Our Lenten Offerings

I’m a cradle Catholic. Meaning, I’ve been Catholic all my life, since a newborn. So I’ve done all the sacraments, attend weekly mass, go to confession, live my life as best as I can in accordance with the Bible & Catholic Catechism. I’ve been a part of 38 Lents now, obviously not being too aware of the ones in my earlier days, but I remember being served peanut butter sandwiches, fish sticks or cheese pizza at school lunch through the years. However, the core memory of Lent as a kid was always going to Ash Wednesday Mass at our school. (I attended Catholic school from K-12). As we got older, we were always worried about how big the cross would be, or if it would look silly compared to other kids. (Because kids can be cruel, even if it’s out of your control). It seemed silly and superficial, and kind of defeated the purpose of the message.

Seeing as my children are homeschooled, and spared of that form of torture, the last two years we’ve made it a priority to make it to Ash Wednesday mass.

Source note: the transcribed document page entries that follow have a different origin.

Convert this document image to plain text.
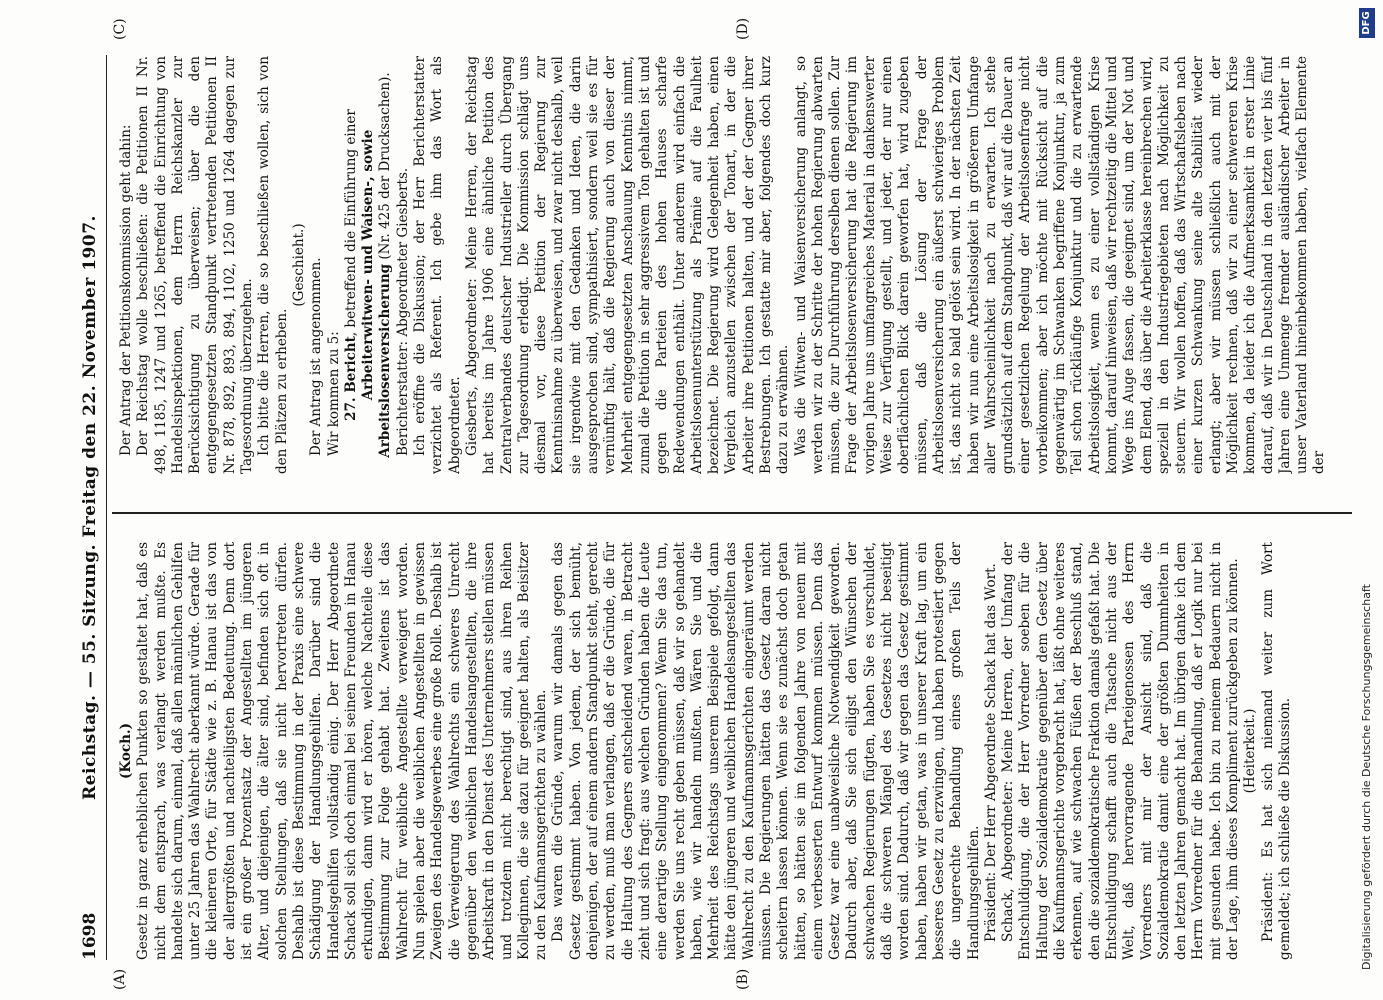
1698
Reichstag. — 55. Sitzung. Freitag den 22. November 1907.
(A)	(B)
(C)	(D)

(Koch.) Gesetz in ganz erheblichen Punkten so gestaltet hat, daß es nicht dem entsprach, was verlangt werden mußte. Es handelte sich darum, einmal, daß allen männlichen Gehilfen unter 25 Jahren das Wahlrecht aberkannt würde. Gerade für die kleineren Orte, für Städte wie z. B. Hanau ist das von der allergrößten und nachteiligsten Bedeutung. Denn dort ist ein großer Prozentsatz der Angestellten im jüngeren Alter, und diejenigen, die älter sind, befinden sich oft in solchen Stellungen, daß sie nicht hervortreten dürfen. Deshalb ist diese Bestimmung in der Praxis eine schwere Schädigung der Handlungsgehilfen. Darüber sind die Handelsgehilfen vollständig einig. Der Herr Abgeordnete Schack soll sich doch einmal bei seinen Freunden in Hanau erkundigen, dann wird er hören, welche Nachteile diese Bestimmung zur Folge gehabt hat. Zweitens ist das Wahlrecht für weibliche Angestellte verweigert worden. Nun spielen aber die weiblichen Angestellten in gewissen Zweigen des Handelsgewerbes eine große Rolle. Deshalb ist die Verweigerung des Wahlrechts ein schweres Unrecht gegenüber den weiblichen Handelsangestellten, die ihre Arbeitskraft in den Dienst des Unternehmers stellen müssen und trotzdem nicht berechtigt sind, aus ihren Reihen Kolleginnen, die sie dazu für geeignet halten, als Beisitzer zu den Kaufmannsgerichten zu wählen. Das waren die Gründe, warum wir damals gegen das Gesetz gestimmt haben. Von jedem, der sich bemüht, denjenigen, der auf einem andern Standpunkt steht, gerecht zu werden, muß man verlangen, daß er die Gründe, die für die Haltung des Gegners entscheidend waren, in Betracht zieht und sich fragt: aus welchen Gründen haben die Leute eine derartige Stellung eingenommen? Wenn Sie das tun, werden Sie uns recht geben müssen, daß wir so gehandelt haben, wie wir handeln mußten. Wären Sie und die Mehrheit des Reichstags unserem Beispiele gefolgt, dann hätte den jüngeren und weiblichen Handelsangestellten das Wahlrecht zu den Kaufmannsgerichten eingeräumt werden müssen. Die Regierungen hätten das Gesetz daran nicht scheitern lassen können. Wenn sie es zunächst doch getan hätten, so hätten sie im folgenden Jahre von neuem mit einem verbesserten Entwurf kommen müssen. Denn das Gesetz war eine unabweisliche Notwendigkeit geworden. Dadurch aber, daß Sie sich eiligst den Wünschen der schwachen Regierungen fügten, haben Sie es verschuldet, daß die schweren Mängel des Gesetzes nicht beseitigt worden sind. Dadurch, daß wir gegen das Gesetz gestimmt haben, haben wir getan, was in unserer Kraft lag, um ein besseres Gesetz zu erzwingen, und haben protestiert gegen die ungerechte Behandlung eines großen Teils der Handlungsgehilfen. Präsident: Der Herr Abgeordnete Schack hat das Wort. Schack, Abgeordneter: Meine Herren, der Umfang der Entschuldigung, die der Herr Vorredner soeben für die Haltung der Sozialdemokratie gegenüber dem Gesetz über die Kaufmannsgerichte vorgebracht hat, läßt ohne weiteres erkennen, auf wie schwachen Füßen der Beschluß stand, den die sozialdemokratische Fraktion damals gefaßt hat. Die Entschuldigung schafft auch die Tatsache nicht aus der Welt, daß hervorragende Parteigenossen des Herrn Vorredners mit mir der Ansicht sind, daß die Sozialdemokratie damit eine der größten Dummheiten in den letzten Jahren gemacht hat. Im übrigen danke ich dem Herrn Vorredner für die Behandlung, daß er Logik nur bei mit gesunden habe. Ich bin zu meinem Bedauern nicht in der Lage, ihm dieses Kompliment zurückgeben zu können. (Heiterkeit.) Präsident: Es hat sich niemand weiter zum Wort gemeldet; ich schließe die Diskussion.

Der Antrag der Petitionskommission geht dahin: Der Reichstag wolle beschließen: die Petitionen II Nr. 498, 1185, 1247 und 1265, betreffend die Einrichtung von Handelsinspektionen, dem Herrn Reichskanzler zur Berücksichtigung zu überweisen; über die den entgegengesetzten Standpunkt vertretenden Petitionen II Nr. 878, 892, 893, 894, 1102, 1250 und 1264 dagegen zur Tagesordnung überzugehen. Ich bitte die Herren, die so beschließen wollen, sich von den Plätzen zu erheben.

(Geschieht.) Der Antrag ist angenommen. Wir kommen zu 5: 27. Bericht, betreffend die Einführung einer Arbeiterwitwen- und Waisen-, sowie Arbeitslosenversicherung (Nr. 425 der Drucksachen). Berichterstatter: Abgeordneter Giesberts. Ich eröffne die Diskussion; der Herr Berichterstatter verzichtet als Referent. Ich gebe ihm das Wort als Abgeordneter. Giesberts, Abgeordneter: Meine Herren, der Reichstag hat bereits im Jahre 1906 eine ähnliche Petition des Zentralverbandes deutscher Industrieller durch Übergang zur Tagesordnung erledigt. Die Kommission schlägt uns diesmal vor, diese Petition der Regierung zur Kenntnisnahme zu überweisen, und zwar nicht deshalb, weil sie irgendwie mit den Gedanken und Ideen, die darin ausgesprochen sind, sympathisiert, sondern weil sie es für vernünftig hält, daß die Regierung auch von dieser der Mehrheit entgegengesetzten Anschauung Kenntnis nimmt, zumal die Petition in sehr aggressivem Ton gehalten ist und gegen die Parteien des hohen Hauses scharfe Redewendungen enthält. Unter anderem wird einfach die Arbeitslosenunterstützung als Prämie auf die Faulheit bezeichnet. Die Regierung wird Gelegenheit haben, einen Vergleich anzustellen zwischen der Tonart, in der die Arbeiter ihre Petitionen halten, und der der Gegner ihrer Bestrebungen. Ich gestatte mir aber, folgendes doch kurz dazu zu erwähnen. Was die Witwen- und Waisenversicherung anlangt, so werden wir zu der Schritte der hohen Regierung abwarten müssen, die zur Durchführung derselben dienen sollen. Zur Frage der Arbeitslosenversicherung hat die Regierung im vorigen Jahre uns umfangreiches Material in dankenswerter Weise zur Verfügung gestellt, und jeder, der nur einen oberflächlichen Blick darein geworfen hat, wird zugeben müssen, daß die Lösung der Frage der Arbeitslosenversicherung ein äußerst schwieriges Problem ist, das nicht so bald gelöst sein wird. In der nächsten Zeit haben wir nun eine Arbeitslosigkeit in größerem Umfange aller Wahrscheinlichkeit nach zu erwarten. Ich stehe grundsätzlich auf dem Standpunkt, daß wir auf die Dauer an einer gesetzlichen Regelung der Arbeitslosenfrage nicht vorbeikommen; aber ich möchte mit Rücksicht auf die gegenwärtig im Schwanken begriffene Konjunktur, ja zum Teil schon rückläufige Konjunktur und die zu erwartende Arbeitslosigkeit, wenn es zu einer vollständigen Krise kommt, darauf hinweisen, daß wir rechtzeitig die Mittel und Wege ins Auge fassen, die geeignet sind, um der Not und dem Elend, das über die Arbeiterklasse hereinbrechen wird, speziell in den Industriegebieten nach Möglichkeit zu steuern. Wir wollen hoffen, daß das Wirtschaftsleben nach einer kurzen Schwankung seine alte Stabilität wieder erlangt; aber wir müssen schließlich auch mit der Möglichkeit rechnen, daß wir zu einer schwereren Krise kommen, da leider ich die Aufmerksamkeit in erster Linie darauf, daß wir in Deutschland in den letzten vier bis fünf Jahren eine Unmenge fremder ausländischer Arbeiter in unser Vaterland hineinbekommen haben, vielfach Elemente der

Digitalisierung gefördert durch die Deutsche Forschungsgemeinschaft
DFG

When you’re not solely focused on what other kids are going to say about your ash cross, it’s easier to listen to the message of fasting and almsgiving. Clearly, Lent was hard to understand as a kid. It felt like a lot of unnecessary discomfort. This whole concept of sacred suffering was lost on me, or at the very least, it wasn’t explained to me clearly. I always thought, “But why would God want me to suffer?” Even in to adulthood, suffering seemed like an unfair outcome.

In 2022, as I dug DEEP into my understanding of my faith, I read countless books by the saints and Catholic scholars about suffering and purification. Which only lead me to more and more questions. Questions I didn’t know how to answer, or who I should turn to for clarification. I felt a little overwhelmed by what I had found, so I texted my very smart, very faithful younger brother. I just wanted to toss around some things, see if he had any insight or recommendations on books I should read to understand deeper. When he texted back this:

God allowed the torture and death of His Son on Earth, what makes you think you’re immune to suffering?
— my wise youngest brother

Well, that was the punch in the gut I needed to hear. Why was I thinking my life should be perfect? No suffering, no inconveniences, no hardships? If God didn’t answer my prayers the way I had hoped He would, did it mean He is a Mean God? or Unjust? Of course not! It reminded me of all the time it took me to get pregnant, then having a miscarriage, and being told there is no medical explanation for my infertility. But we continued to pray, and “if not, He is Still Good”. Obviously if you know me at all, you know we went on to have 3 kids, but back to what I think I’m trying to say.

Lent is to remind us of the suffering Christ endured for us. As we choose things to give up, or fast from, we are meant to sit in our discomfort and offer up our suffering and prepare our hearts for the death and resurrection of our Lord. Taking that, and explaining it to children now as an adult, still seems a little foreign. I told them how we give up things we like, or sins we struggle with in order to heal our own ugliness. God will always forgive us when we come to Him for forgiveness, but we need to be actively working on improving ourselves to be better followers of Him. Jesus never said “You’re perfect just the way you are, no notes.” He tells us, “repent from your sins, go & sin no more.”

I could go on and on with this subject, but I think it might make some people a little annoyed or angry. I’ll leave you with this. Little Kids don’t need to give up anything for Lent, but if you show them by example of what you’re trying to do work on yourself this Lent, they might just want to do the same. The last two years, after we went to Ash Wednesday mass, with the ashes freshly placed on our foreheads, we sat down and discussed things we could offer up to God this Lent. We then wrote them out and hung them in a place we could see them daily to remember just what we need to be working on. It’s not perfect and to be honest, yesterday was spent in an anxiety loop of not know where to start or what to do… but I’m working on it.